The troubles in Northern Ireland are given yet another spin in Some Mother’s Son, which takes the point of view of the mothers whose IRA-affiliated sons were jailed by the British. This emotional perspective is designed to transcend mundane political details, but the fact remains that the action is dominated by the realities of domestic violence, prison life and a prolonged hunger strike. The directorial debut of Terry George, co-scenarist of In the Name of the Father with present co-writer and producer Jim Sheridan, doesn’t come within hailing distance of its predecessor artistically or commercially.

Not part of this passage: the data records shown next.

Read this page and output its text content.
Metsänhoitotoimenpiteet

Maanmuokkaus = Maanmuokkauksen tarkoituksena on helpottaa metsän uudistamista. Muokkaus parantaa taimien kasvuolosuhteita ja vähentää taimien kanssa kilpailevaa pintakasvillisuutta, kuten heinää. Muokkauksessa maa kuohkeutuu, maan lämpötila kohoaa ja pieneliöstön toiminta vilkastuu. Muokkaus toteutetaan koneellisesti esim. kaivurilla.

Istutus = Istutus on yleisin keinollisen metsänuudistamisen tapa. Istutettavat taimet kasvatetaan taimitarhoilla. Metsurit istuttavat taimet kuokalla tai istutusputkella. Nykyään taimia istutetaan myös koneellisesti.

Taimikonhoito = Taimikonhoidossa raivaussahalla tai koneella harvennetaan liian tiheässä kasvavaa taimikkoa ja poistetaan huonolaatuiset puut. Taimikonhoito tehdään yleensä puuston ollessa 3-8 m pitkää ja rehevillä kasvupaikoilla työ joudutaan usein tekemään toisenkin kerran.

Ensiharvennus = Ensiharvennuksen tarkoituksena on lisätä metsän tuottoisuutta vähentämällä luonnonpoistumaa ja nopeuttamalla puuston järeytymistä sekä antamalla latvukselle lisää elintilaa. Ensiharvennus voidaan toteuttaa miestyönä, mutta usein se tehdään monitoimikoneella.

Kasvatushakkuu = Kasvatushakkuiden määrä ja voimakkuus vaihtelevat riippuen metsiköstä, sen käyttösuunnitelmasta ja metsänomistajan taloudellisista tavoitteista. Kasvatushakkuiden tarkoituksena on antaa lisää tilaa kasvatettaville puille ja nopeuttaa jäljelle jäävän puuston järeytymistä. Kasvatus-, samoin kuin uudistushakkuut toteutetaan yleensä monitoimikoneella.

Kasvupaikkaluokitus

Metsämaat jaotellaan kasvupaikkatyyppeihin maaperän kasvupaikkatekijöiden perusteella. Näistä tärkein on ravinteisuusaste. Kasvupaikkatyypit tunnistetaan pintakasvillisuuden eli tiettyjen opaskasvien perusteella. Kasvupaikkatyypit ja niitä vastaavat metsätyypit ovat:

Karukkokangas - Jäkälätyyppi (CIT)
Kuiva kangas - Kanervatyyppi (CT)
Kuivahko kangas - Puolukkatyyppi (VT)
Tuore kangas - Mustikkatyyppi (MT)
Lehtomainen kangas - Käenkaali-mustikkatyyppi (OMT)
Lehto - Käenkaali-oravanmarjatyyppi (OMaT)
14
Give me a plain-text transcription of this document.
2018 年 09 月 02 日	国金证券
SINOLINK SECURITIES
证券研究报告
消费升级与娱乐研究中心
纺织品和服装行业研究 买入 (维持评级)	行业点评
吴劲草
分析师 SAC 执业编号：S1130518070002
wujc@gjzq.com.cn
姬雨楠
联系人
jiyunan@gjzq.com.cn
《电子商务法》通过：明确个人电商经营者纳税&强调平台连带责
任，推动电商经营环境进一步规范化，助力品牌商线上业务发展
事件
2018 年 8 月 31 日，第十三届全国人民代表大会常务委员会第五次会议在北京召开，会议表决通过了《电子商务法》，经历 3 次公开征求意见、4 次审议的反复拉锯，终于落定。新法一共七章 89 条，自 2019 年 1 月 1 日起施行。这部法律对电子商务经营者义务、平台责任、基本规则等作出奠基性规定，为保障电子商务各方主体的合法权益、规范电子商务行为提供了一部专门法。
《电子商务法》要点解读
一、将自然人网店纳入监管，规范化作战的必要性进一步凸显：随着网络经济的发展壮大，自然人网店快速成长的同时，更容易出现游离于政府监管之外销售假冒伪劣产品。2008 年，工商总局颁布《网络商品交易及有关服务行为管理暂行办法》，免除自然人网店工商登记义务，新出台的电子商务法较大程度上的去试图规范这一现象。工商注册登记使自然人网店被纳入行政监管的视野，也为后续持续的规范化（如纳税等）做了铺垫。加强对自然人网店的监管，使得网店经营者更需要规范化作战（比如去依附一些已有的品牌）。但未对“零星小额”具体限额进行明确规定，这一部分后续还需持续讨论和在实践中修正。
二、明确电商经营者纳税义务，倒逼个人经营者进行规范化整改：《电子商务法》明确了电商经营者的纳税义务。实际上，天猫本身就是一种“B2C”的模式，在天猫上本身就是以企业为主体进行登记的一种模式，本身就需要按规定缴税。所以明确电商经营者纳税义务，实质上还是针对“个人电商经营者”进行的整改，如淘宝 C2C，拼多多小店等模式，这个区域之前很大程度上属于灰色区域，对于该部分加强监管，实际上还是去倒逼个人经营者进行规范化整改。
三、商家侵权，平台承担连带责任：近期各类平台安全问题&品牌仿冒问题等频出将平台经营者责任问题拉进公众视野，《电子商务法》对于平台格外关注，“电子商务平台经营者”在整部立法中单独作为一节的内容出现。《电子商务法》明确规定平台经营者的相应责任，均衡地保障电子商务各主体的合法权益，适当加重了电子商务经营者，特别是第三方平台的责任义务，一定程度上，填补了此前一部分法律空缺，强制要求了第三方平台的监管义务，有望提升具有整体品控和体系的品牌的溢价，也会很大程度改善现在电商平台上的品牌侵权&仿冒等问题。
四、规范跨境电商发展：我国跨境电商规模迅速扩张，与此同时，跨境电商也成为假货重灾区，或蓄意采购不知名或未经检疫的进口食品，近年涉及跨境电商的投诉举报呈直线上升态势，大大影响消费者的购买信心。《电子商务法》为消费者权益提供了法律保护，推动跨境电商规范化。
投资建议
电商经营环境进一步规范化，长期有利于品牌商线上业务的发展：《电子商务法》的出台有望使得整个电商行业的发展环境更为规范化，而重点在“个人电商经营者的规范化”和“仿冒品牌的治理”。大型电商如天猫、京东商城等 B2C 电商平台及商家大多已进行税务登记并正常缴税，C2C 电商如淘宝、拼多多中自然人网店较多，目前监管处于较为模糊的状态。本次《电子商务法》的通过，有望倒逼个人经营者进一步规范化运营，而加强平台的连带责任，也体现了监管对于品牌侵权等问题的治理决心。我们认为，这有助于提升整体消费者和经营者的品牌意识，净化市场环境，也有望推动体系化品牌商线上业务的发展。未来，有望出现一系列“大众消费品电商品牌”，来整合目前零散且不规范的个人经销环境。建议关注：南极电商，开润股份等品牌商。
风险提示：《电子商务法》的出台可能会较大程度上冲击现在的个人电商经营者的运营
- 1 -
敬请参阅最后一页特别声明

A fictional story centered on the events surrounding the death, during a hunger strike, of IRA member Bobby Sands, who was elected to Parliament while in an Ulster prison, pic takes off with newly elected Prime Minister Margaret Thatcher’s get-tough policies against the IRA in 1979. Young Catholics Gerard Quigley (Aidan Gillen) and Frank Higgins (David O’Hara) are quickly apprehended.
Their mothers are drawn slowly together despite their vastly different political stances. Kathleen Quigley (Helen Mirren) is a schoolteacher adamantly opposed to violence who didn’t even know her son was politically active. The tough-minded Annie Higgins (Fionnula Flanagan), however, lives for the day the Limeys leave the Emerald Isle for good.
As Kathleen is ever so slowly brought around to the necessity of political activism, the pic dwells at length on the protest schemes of the prisoners, who all adopt mangy Jesus Christ-like martyr looks and delight in upping the ante against the Brits. The film also focuses on the nasty machinations of the Thatcherites, personified by yuppie-scum functionary Farnsworth (Tom Hollander).
The pic has a vivid, realistic feel due to the location shooting, but George’s direction is pretty cut and dried, devoted mostly to getting information across in the most straightforward manner possible.